I haven't had this craving lately. I have been eating rare tuna steaks on occasion and have found that, seared with a lot of pepper, they taste like a very delectable light beef. This is not a cheap option, but a pleasant occasional treat. Yesterday I bought a 2 kg chuck/blade roast; it was on sale. This is pretty much the cheapest meat there is, but the marbling adds a lot of flavor and the meat can get quite tender if treated properly. I had the heady plan of braising it in the oven for hours, stuffed full of garlic cloves and fresh herbs until it fell apart into tender mouth-watering fatty chunks topped with a freshly prepped horseradish and cracked black pepper. My plan, however, was thwarted by The Man.
In an extremely uncharacteristic turn of of events, The Man looked at my meat, and had a full-on Steak Requirement. I swear, I could see him taste the meat with a highly focused, intent look. This means cutting up my carefully selected roast and grilling the trimmed steaks on the cast iron grill pan (which I love, for another day). However, this careful carving destroys the roast shape. No more roasting plans for me. I relented. First, because I hadn't planned to roast until the next day, second, because when someone wants something that bad, it is unfair to let your personal OCD expectations stand in the way, and last, because the roasts were still on sale and I could grab another in the morning. The Man was appreciative of my willingness to compromise, and we made jokes about how I would be roasting that meat Forever in my head.
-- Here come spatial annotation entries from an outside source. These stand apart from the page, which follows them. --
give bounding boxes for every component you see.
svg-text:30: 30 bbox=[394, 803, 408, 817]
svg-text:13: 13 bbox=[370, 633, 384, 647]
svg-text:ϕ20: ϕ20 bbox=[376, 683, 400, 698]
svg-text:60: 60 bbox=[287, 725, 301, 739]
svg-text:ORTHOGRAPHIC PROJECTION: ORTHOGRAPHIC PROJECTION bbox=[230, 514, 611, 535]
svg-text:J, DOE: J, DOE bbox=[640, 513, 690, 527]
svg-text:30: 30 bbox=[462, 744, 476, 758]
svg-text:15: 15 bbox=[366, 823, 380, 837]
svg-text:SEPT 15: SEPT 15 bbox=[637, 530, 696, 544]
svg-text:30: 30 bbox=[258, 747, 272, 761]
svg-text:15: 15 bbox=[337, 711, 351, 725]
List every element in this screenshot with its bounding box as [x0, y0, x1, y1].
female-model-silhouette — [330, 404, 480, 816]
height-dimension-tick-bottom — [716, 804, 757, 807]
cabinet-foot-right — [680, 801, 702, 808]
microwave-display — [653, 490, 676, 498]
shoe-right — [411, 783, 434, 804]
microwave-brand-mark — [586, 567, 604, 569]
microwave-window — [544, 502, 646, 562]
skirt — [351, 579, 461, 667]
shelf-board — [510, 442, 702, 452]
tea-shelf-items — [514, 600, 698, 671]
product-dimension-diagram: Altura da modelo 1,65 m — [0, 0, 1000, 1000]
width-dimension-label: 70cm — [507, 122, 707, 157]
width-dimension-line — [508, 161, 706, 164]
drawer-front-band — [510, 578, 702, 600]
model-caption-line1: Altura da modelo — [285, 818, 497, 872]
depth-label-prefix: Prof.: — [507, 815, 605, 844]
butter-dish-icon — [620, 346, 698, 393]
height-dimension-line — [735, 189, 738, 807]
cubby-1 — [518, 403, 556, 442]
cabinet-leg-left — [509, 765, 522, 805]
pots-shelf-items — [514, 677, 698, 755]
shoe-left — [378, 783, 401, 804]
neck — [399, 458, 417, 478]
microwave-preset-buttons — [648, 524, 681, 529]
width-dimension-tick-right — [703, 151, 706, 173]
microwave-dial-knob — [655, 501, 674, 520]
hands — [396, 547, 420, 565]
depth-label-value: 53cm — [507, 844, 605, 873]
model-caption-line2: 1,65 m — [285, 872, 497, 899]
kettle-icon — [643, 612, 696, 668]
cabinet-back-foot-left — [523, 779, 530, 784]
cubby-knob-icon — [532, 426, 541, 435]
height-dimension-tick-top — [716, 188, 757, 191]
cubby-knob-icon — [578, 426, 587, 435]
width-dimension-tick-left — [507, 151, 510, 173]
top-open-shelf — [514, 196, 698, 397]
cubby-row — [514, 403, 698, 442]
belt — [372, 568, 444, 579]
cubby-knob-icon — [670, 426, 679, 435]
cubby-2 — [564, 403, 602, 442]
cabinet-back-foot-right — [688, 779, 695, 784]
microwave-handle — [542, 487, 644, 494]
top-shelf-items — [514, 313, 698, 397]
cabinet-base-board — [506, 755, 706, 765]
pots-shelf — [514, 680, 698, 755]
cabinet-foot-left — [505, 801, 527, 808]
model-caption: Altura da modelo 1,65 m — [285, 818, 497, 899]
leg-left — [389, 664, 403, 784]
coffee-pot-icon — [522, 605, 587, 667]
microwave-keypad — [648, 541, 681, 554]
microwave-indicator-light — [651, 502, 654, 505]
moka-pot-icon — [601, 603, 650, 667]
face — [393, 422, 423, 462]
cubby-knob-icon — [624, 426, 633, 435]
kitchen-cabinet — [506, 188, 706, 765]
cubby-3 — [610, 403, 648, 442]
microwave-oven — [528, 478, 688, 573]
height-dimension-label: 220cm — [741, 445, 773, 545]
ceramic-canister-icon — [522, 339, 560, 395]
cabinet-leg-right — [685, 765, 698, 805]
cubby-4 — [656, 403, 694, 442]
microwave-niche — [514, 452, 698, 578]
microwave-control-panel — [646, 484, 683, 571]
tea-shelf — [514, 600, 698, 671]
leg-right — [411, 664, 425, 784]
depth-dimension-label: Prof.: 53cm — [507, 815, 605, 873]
This morning I went to Safeway, intent on acquiring another roast so I could get the roasting plan in motion. When I get an idea in my head, I have to do it, or else I get weird. IT Must Be Done. Guess what? No roasts. Prime rib? Yes. Chuck, no. I even asked the butcher. They were out. Thus, I wimpered my way home with no roast in hand.
I did get a rain check, thus this story is not over. I must roast something soon, since it is now in my head. However, this unusual turn of events leaves me worried. This is precedent that I cannot necessarily predict how The Man will react when I bring home Precious Ingredients for my weird food projects. What next? Is he going to make a seafood stew out of the large salmon in the freezer? Will he decide he likes liver? Is he going to excited about pork hocks? Will he start putting sesame oil on stuff? Is he going to horn in on Things Made from Lamb (he did eat a precious braised shank...)? At least the response to cheese predictable; it gets eaten.
I like to Boil Stuff.
The events described above necessitated a substitute Saturday cooking plan (you should try this, it is a very good way of avoiding things, like cleaning the bathroom). Having watched my roast get torn apart into constituent bits of meat and gristle, I was left with a meaty mass without form. This is a good basis for stock fodder, and as you may have observed, I like to Boil Stuff. A good stock is one of the most satisfying things to make or enjoy. So, after my discouraged mission at Safeway, I looked at the beef bones so that I could fool my brain into conceiving glorious stock plans.
The bones were incredible. Beef stock bones sell for less that 3$/kg, and I picked up almost 2 kg of bones. Several were inches in width, and contained visible quantities of marrow. These were quickly roasted in the oven, and the oily gooey marrow scooped out into a bowl. It is my plan to experiment and make some marrow dumplings; a recipe I found on the internet which basically involves mixing the goo with seasoned bread crumbs and egg white, then dropping into boiling broth. The rest of the bones are simmering with garlic, onions, celery, and carrots. The stock looks good and I now have some goo to play with.
Fortunately, The Man reacted as predicted. He is suitably disgusted. Things are not so bad after all.